Отныне у каждого продукта питания был персональный статус и своя индивидуальность. Например, начиная с XIX в., дичь перестала быть привилегией аристократии, теперь это символ завоеванного равенства, и «ее привлекательность не исчерпывается только удовлетворением гордости едока, ведь она источает запах дикости и мощи, которого нет в других блюдах», — писал историк Жан Поль Арон. Рис, который был в большой моде в начале XIX в. — правда, только в качестве легкого блюда перед десертом, — впоследствии получил широкое распространение и сразу же начал терять свой привилегированный статус. Сухие овощи — стручковая фасоль и чечевица — присутствовали на крестьянском столе, но постепенно исчезли в кухне высшего общества, где ведущую роль играли зеленая фасоль, шпинат, а еще больше спаржа: последняя превратилась в настоящую звезду, уничтожившую лук-порей под соусом. Если до революции 1789 г. кушанья и рецепты, меню и манеры в еде либо были связаны с местными традициями, либо составляли привычки аристократии, то в XIX в., с подъемом буржуазии, все резко изменилось. Париж стал центром, из которого исходит власть и который служит образцом для остальной территории страны.
Банкеты, например те, что проходили во время «банкетной кампании» в 1847–1848 гг., или банкет всех мэров Франции, организованный 21 сентября 1900 г. президентом Республики Эмилем Лубе, сделали популярной и упорядочили стремившуюся к униформизации кухню высшего общества.
Таким образом, «высокая кухня» зародилась не в регионах, хотя прежде своя «высокая кухня» существовала в каждой провинции. Она приобрела статус, позволивший ей прославиться на весь мир через совершенство парижских кулинаров, через правление якобинцев, через расширение числа тех, кто мог посещать все более рафинированные вечера, на которых постепенно появились программа, церемониал и прекрасный пол.
В своей основе «новая кухня», победившая в 80-х годах ХХ в., была бледным подобием феномена, имевшего место еще в XIX в.: как когда-то сорт груши «дюшес» вытеснил триста других сортов груш, существовавших во Франции, так и сегодня эскалопы из семги со щавелем из Дюнкерка едят в лангедокском городе Безье, а также в Лос-Анджелесе или Токио, увековечивая славу французских шеф-поваров; вчера это был Александр Дюмен из города Сольё в Бургундии, сегодня это Ален Дюкас, Тайлеван или Жоэль Робюшон.

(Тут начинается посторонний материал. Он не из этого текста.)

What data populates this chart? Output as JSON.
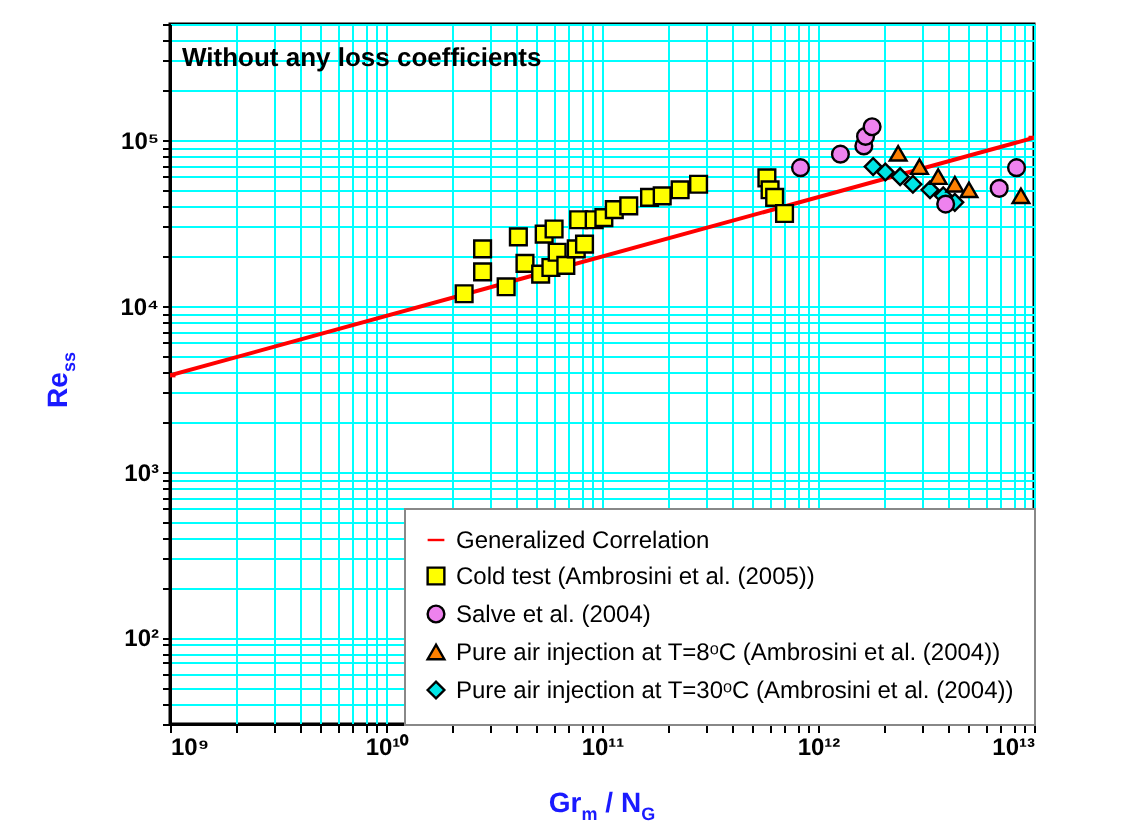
{
  "chart_data": {
    "type": "scatter",
    "title": "Without any loss coefficients",
    "xlabel": "Gr$_{m}$ / N$_{G}$",
    "ylabel": "Re$_{ss}$",
    "log": "xy",
    "grid": true,
    "legend": "bottom right",
    "xlim": [
      1000000000,
      10000000000000
    ],
    "ylim": [
      30,
      500000
    ],
    "xticks": [
      {
        "value": 1000000000,
        "label": "10⁹"
      },
      {
        "value": 2000000000,
        "label": null
      },
      {
        "value": 3000000000,
        "label": null
      },
      {
        "value": 4000000000,
        "label": null
      },
      {
        "value": 5000000000,
        "label": null
      },
      {
        "value": 6000000000,
        "label": null
      },
      {
        "value": 7000000000,
        "label": null
      },
      {
        "value": 8000000000,
        "label": null
      },
      {
        "value": 9000000000,
        "label": null
      },
      {
        "value": 10000000000,
        "label": "10¹⁰"
      },
      {
        "value": 20000000000,
        "label": null
      },
      {
        "value": 30000000000,
        "label": null
      },
      {
        "value": 40000000000,
        "label": null
      },
      {
        "value": 50000000000,
        "label": null
      },
      {
        "value": 60000000000,
        "label": null
      },
      {
        "value": 70000000000,
        "label": null
      },
      {
        "value": 80000000000,
        "label": null
      },
      {
        "value": 90000000000,
        "label": null
      },
      {
        "value": 100000000000,
        "label": "10¹¹"
      },
      {
        "value": 200000000000,
        "label": null
      },
      {
        "value": 300000000000,
        "label": null
      },
      {
        "value": 400000000000,
        "label": null
      },
      {
        "value": 500000000000,
        "label": null
      },
      {
        "value": 600000000000,
        "label": null
      },
      {
        "value": 700000000000,
        "label": null
      },
      {
        "value": 800000000000,
        "label": null
      },
      {
        "value": 900000000000,
        "label": null
      },
      {
        "value": 1000000000000,
        "label": "10¹²"
      },
      {
        "value": 2000000000000,
        "label": null
      },
      {
        "value": 3000000000000,
        "label": null
      },
      {
        "value": 4000000000000,
        "label": null
      },
      {
        "value": 5000000000000,
        "label": null
      },
      {
        "value": 6000000000000,
        "label": null
      },
      {
        "value": 7000000000000,
        "label": null
      },
      {
        "value": 8000000000000,
        "label": null
      },
      {
        "value": 9000000000000,
        "label": null
      },
      {
        "value": 10000000000000,
        "label": "10¹³"
      }
    ],
    "yticks": [
      {
        "value": 30,
        "label": null
      },
      {
        "value": 40,
        "label": null
      },
      {
        "value": 50,
        "label": null
      },
      {
        "value": 60,
        "label": null
      },
      {
        "value": 70,
        "label": null
      },
      {
        "value": 80,
        "label": null
      },
      {
        "value": 90,
        "label": null
      },
      {
        "value": 100,
        "label": "10²"
      },
      {
        "value": 200,
        "label": null
      },
      {
        "value": 300,
        "label": null
      },
      {
        "value": 400,
        "label": null
      },
      {
        "value": 500,
        "label": null
      },
      {
        "value": 600,
        "label": null
      },
      {
        "value": 700,
        "label": null
      },
      {
        "value": 800,
        "label": null
      },
      {
        "value": 900,
        "label": null
      },
      {
        "value": 1000,
        "label": "10³"
      },
      {
        "value": 2000,
        "label": null
      },
      {
        "value": 3000,
        "label": null
      },
      {
        "value": 4000,
        "label": null
      },
      {
        "value": 5000,
        "label": null
      },
      {
        "value": 6000,
        "label": null
      },
      {
        "value": 7000,
        "label": null
      },
      {
        "value": 8000,
        "label": null
      },
      {
        "value": 9000,
        "label": null
      },
      {
        "value": 10000,
        "label": "10⁴"
      },
      {
        "value": 20000,
        "label": null
      },
      {
        "value": 30000,
        "label": null
      },
      {
        "value": 40000,
        "label": null
      },
      {
        "value": 50000,
        "label": null
      },
      {
        "value": 60000,
        "label": null
      },
      {
        "value": 70000,
        "label": null
      },
      {
        "value": 80000,
        "label": null
      },
      {
        "value": 90000,
        "label": null
      },
      {
        "value": 100000,
        "label": "10⁵"
      },
      {
        "value": 200000,
        "label": null
      },
      {
        "value": 300000,
        "label": null
      },
      {
        "value": 400000,
        "label": null
      },
      {
        "value": 500000,
        "label": null
      }
    ],
    "series": [
      {
        "name": "Generalized Correlation",
        "type": "line",
        "line_style": "solid",
        "marker": "none",
        "color": "#ff0000",
        "x": [
          1000000000,
          10000000000000
        ],
        "values": [
          3800,
          103000
        ]
      },
      {
        "name": "Cold test (Ambrosini et al. (2005))",
        "type": "scatter",
        "marker": "square",
        "color": "#ffff00",
        "x": [
          23000000000,
          28000000000,
          28000000000,
          36000000000,
          41000000000,
          44000000000,
          52000000000,
          54000000000,
          60000000000,
          58000000000,
          62000000000,
          68000000000,
          76000000000,
          78000000000,
          83000000000,
          92000000000,
          102000000000,
          114000000000,
          133000000000,
          166000000000,
          190000000000,
          230000000000,
          280000000000,
          580000000000,
          600000000000,
          630000000000,
          700000000000
        ],
        "values": [
          11800,
          16000,
          22000,
          13000,
          26000,
          18000,
          15500,
          27000,
          29000,
          17000,
          21000,
          17500,
          22000,
          33000,
          23500,
          33000,
          34000,
          38000,
          40000,
          45000,
          46000,
          50000,
          54000,
          59000,
          50000,
          45000,
          36000
        ]
      },
      {
        "name": "Salve et al. (2004)",
        "type": "scatter",
        "marker": "circle",
        "color": "#ee82ee",
        "x": [
          830000000000,
          1270000000000,
          1630000000000,
          1660000000000,
          1780000000000,
          3900000000000,
          6900000000000,
          8300000000000
        ],
        "values": [
          68000,
          82000,
          92000,
          105000,
          120000,
          41000,
          51000,
          68000
        ]
      },
      {
        "name": "Pure air injection at T=8ᵒC (Ambrosini et al. (2004))",
        "type": "scatter",
        "marker": "triangle",
        "color": "#ff8000",
        "x": [
          2350000000000,
          2950000000000,
          3600000000000,
          4300000000000,
          5000000000000,
          8700000000000
        ],
        "values": [
          83000,
          69000,
          60000,
          54000,
          50000,
          46000
        ]
      },
      {
        "name": "Pure air injection at T=30ᵒC (Ambrosini et al. (2004))",
        "type": "scatter",
        "marker": "diamond",
        "color": "#00e5e5",
        "x": [
          1800000000000,
          2050000000000,
          2400000000000,
          2750000000000,
          3300000000000,
          3800000000000,
          4300000000000
        ],
        "values": [
          69000,
          64000,
          60000,
          54000,
          50000,
          46000,
          42000
        ]
      }
    ]
  }
}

Понятно, что ожидаемое возвращение традиционной кухни может рассматриваться не как реакция, а скорее как более справедливая гастрономическая оценка. Но еще нужно, чтобы засилье новой кухни не сменилось засильем чего-нибудь другого…
Сегодня у семейной трапезы появились некоторые новые черты. Во-первых, возможно в связи с диетическим питанием, увеличилась доля молочных продуктов в той или иной форме — по их потреблению французы занимают первое место в мире. То же самое можно сказать о потреблении бутилированной минеральной воды. Кроме того, что касается еды в ресторане, можно говорить об интернационализации вкуса французов. Каждая культура внесла свою долю в их каждодневную пищу: английские тосты, балтийские рольмопсы, североафриканский кус-кус, индийская приправа карри, венские пирожные, русские блины, испанские острые колбаски «чоризо», мексиканский перец чили с мясом, венгерский гуляш, итальянская пицца — это примеры лишь из отдельных стран, не говоря уже о растущей популярности китайских ресторанов.
Наконец, появилась мода на натуральные продукты, так называемые биопродукты, а это не что иное, как продолжение моды на продукты «проверенного происхождения»: масло из Исиньи или Эшире, цыпленок из Луэ, который соперничал с цыпленком из Бресса, спаржа из Марманда, анчоусы из Коллиура, артишоки из Бретани и т. д.
Можно сказать, что после сложных рецептов и «новой кухни» естественные продукты берут реванш.
От праздника к каникулам
Конечно, между праздником и каникулами нет настоящей связи, и они не заменяют друг друга, поскольку сегодня обе формы отдыха могут сосуществовать вместе, и праздники вновь входят в моду — или скорее ощущаются как необходимость после эпохи Миттерана, когда они находились в относительном упадке. Но их сближает то, что они воплощают разрыв с ежедневной рутиной и социальными иерархиями.
До промышленной революции праздник был основной формой разрыва с обыденностью, предметом напряженности между желаниями общины, постоянно умножавшей количество праздников, и дисциплиной, которую предписывали институты. Праздник представлял собой одну из форм сопротивления предписаниям и запретам различных властей.